В 16 веке князь Андрей Курбский спасся от гнева Ивана Васильевича Грозного в Литве, бросив на произвол судьбы своего верного слугу стремянного Василия Шибанова. Алексей Константинович Толстой сложил об этой истории знаменитую балладу. Из Литвы же Курбский писал Грозному царю дерзкие письма, например такие: "Ты зовешь нас изменниками, потому что мы отступили от крестного целования, данного невольно, так как у вас там есть такой обычай; а если кто не присягнет, тот умирает горькою смертию; на это тебе вот мой ответ: все мудрецы согласны в том, что если кто клятву дает по неволе, то не на том грех, кто крест целует, а на том, кто принуждает, хотя бы даже и гонения не было; а кто среди прелютого гонения не бежит, тот сам себе убийца, противящийся воле Господней".

В 17 веке дьяк Посольского приказа Григорий Котошихин попросил политического убежища в Швеции и сочинил там книжку о порядках русской администрации. Из книжки выходило, что порядки у нас - хуже некуда. Впрочем, не слишком удачно сложилась и жизнь самого Котошихина. Шведы сперва оценили его вклад в разоблачение московского варварства, приветили, поселили в одном из лучших домов Стокгольма, дали работу. Однако наш Григорий, рубаха-парень, не привычный к западным политесам, совратил жену хозяина, а самого хозяина зарубил топором во время пьяной ссоры. Котошихина судили и повесили. Полюбовница, оставшись совершенно одна, долго лила слезы по странному русскому, который, увы, не смог миром разобраться с ее мужем.

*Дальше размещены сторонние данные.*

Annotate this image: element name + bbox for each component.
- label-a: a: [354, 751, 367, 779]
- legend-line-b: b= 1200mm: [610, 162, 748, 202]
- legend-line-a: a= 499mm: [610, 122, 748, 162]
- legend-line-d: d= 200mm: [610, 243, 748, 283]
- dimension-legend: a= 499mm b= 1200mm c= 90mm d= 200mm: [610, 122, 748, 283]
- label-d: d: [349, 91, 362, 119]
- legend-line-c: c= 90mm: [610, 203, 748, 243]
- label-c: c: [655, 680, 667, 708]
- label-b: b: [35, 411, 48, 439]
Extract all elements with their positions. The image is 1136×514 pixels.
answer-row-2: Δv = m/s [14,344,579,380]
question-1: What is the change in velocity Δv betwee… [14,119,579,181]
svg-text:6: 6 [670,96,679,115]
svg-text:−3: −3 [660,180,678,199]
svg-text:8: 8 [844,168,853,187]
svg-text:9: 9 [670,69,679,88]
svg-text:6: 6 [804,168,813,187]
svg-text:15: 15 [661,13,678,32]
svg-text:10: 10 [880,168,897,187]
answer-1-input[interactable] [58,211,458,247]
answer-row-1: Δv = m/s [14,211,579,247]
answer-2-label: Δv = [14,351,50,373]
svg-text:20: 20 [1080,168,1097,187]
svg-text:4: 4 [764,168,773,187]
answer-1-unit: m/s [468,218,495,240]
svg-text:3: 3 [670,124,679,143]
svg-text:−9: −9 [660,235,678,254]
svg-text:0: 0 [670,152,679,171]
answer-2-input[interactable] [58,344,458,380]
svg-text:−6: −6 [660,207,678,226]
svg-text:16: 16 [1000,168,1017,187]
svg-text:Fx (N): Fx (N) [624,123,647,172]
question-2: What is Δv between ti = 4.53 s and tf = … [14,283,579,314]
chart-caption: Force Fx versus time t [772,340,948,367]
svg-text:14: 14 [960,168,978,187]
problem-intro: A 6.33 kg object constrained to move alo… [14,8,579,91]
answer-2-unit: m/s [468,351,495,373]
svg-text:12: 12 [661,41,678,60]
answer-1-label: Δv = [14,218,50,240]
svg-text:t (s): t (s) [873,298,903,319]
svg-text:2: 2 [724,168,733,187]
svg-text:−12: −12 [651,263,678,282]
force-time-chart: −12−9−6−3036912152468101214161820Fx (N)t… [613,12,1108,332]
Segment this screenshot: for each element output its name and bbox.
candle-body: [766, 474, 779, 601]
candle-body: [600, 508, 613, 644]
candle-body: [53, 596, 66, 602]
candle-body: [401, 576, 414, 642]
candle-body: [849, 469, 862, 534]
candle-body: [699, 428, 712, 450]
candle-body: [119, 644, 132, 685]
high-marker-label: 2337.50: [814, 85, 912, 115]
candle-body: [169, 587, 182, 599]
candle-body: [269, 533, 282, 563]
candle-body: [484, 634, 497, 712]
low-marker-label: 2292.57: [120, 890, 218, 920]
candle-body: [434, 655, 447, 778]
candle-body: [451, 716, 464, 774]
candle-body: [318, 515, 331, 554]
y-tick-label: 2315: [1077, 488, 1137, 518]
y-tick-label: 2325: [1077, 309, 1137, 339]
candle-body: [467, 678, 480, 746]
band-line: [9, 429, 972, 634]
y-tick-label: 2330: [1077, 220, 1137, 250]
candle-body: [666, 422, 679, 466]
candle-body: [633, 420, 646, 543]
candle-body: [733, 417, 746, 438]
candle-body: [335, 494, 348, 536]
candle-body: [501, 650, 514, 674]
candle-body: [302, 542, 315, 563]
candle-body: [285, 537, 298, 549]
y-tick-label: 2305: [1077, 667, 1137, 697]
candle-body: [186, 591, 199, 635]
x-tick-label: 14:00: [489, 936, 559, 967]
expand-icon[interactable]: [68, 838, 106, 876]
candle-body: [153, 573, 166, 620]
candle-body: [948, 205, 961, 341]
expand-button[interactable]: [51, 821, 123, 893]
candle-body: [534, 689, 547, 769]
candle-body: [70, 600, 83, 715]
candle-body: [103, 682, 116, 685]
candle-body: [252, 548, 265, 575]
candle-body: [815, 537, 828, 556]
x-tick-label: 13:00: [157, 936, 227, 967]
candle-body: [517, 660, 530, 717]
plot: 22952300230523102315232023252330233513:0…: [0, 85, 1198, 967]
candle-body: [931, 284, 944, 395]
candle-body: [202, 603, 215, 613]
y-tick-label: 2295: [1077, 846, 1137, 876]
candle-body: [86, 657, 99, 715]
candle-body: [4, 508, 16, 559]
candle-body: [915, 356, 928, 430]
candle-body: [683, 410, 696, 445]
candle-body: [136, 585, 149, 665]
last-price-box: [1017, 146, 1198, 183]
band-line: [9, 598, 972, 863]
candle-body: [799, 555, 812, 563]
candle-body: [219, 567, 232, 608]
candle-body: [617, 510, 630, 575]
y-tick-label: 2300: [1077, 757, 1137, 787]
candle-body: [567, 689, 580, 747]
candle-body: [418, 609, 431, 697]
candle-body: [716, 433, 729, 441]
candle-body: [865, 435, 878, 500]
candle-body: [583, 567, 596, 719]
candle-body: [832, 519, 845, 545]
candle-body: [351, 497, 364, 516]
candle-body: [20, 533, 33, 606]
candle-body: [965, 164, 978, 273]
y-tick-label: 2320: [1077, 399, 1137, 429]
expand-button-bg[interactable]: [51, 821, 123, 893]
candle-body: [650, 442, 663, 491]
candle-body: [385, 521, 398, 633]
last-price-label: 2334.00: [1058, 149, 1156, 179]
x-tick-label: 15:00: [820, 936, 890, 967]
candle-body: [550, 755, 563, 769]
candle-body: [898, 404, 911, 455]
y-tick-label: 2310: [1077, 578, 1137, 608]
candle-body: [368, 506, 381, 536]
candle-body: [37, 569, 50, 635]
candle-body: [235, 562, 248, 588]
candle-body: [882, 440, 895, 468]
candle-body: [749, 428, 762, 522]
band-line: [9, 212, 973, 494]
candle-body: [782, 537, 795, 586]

В начале 18 века случилось возвращение блудного сына на местный манер. Наследник-цесаревич Алексей Петрович укрылся от своего отца в Европах, но был найден, сопровожден на родину и казнен. Впоследствии большевики не раз использовали эту историю для оправдания аналогичных действий.

В середине 18 века внук выкрестившейся еврейки, ученик 4 класса Киевской духовной семинарии Паисий Величковский удалился сперва на Афон, потом в Румынию, на территорию Османской империи. Обосновавшись в Нямецком монастыре, он перевел на славянский язык крупнейший памятник православной духовной литературы "Добротолюбие", ввел в обиход афонские монашеские правила и стал основателем новейшего нашего старчества. Его образ и подвиг вдохновляли крупнейших деятелей русской культуры 19 века - от Гоголя и Достоевского до Макария и Амвросия Оптинских.

В 19 веке разночинец Василий Кельсиев нанялся на работу в Америку, остался по пути в Лондоне, сотрудничал с Герценом и Огаревым, издал старообрядческие архивы и пытался распропагандировать московских староверов в революционно-демократическом духе. Побывав нелегально в России, он обосновался в Константинополе, по англо-турецкой наводке едва не был провозглашен главой Кавказской федерации, сделал хорошую карьеру в османской администрации, был принят и обласкан султаном и служил губернатором в низовьях Дуная, где-то на границе нынешних Молдавии, Румынии и Украины. Во время одной из эпидемий Кельсиев потерял всех близких, пережил глубокий кризис, покаялся перед русским правительством, вернулся домой, столкнулся с дружным презрением интеллигентского общества, занимался этнографией и умер, всеми забытый, от пьянства и чахотки.

В конце 20 века подающий надежды биофизик, бывший комсомолец и завсегдатай бардовских слетов Леонид Зайцев был приглашен в клинику французского города Лиможа. Живет он и поныне там, ни о чем не жалеет, не хочет ездить домой к безумной матери и несчастной сестре, зато ругает на чем свет стоит Россию и русских, так как мы не покаялись и не устроили над нашими коммунистами что-то наподобие Нюрнбергского процесса.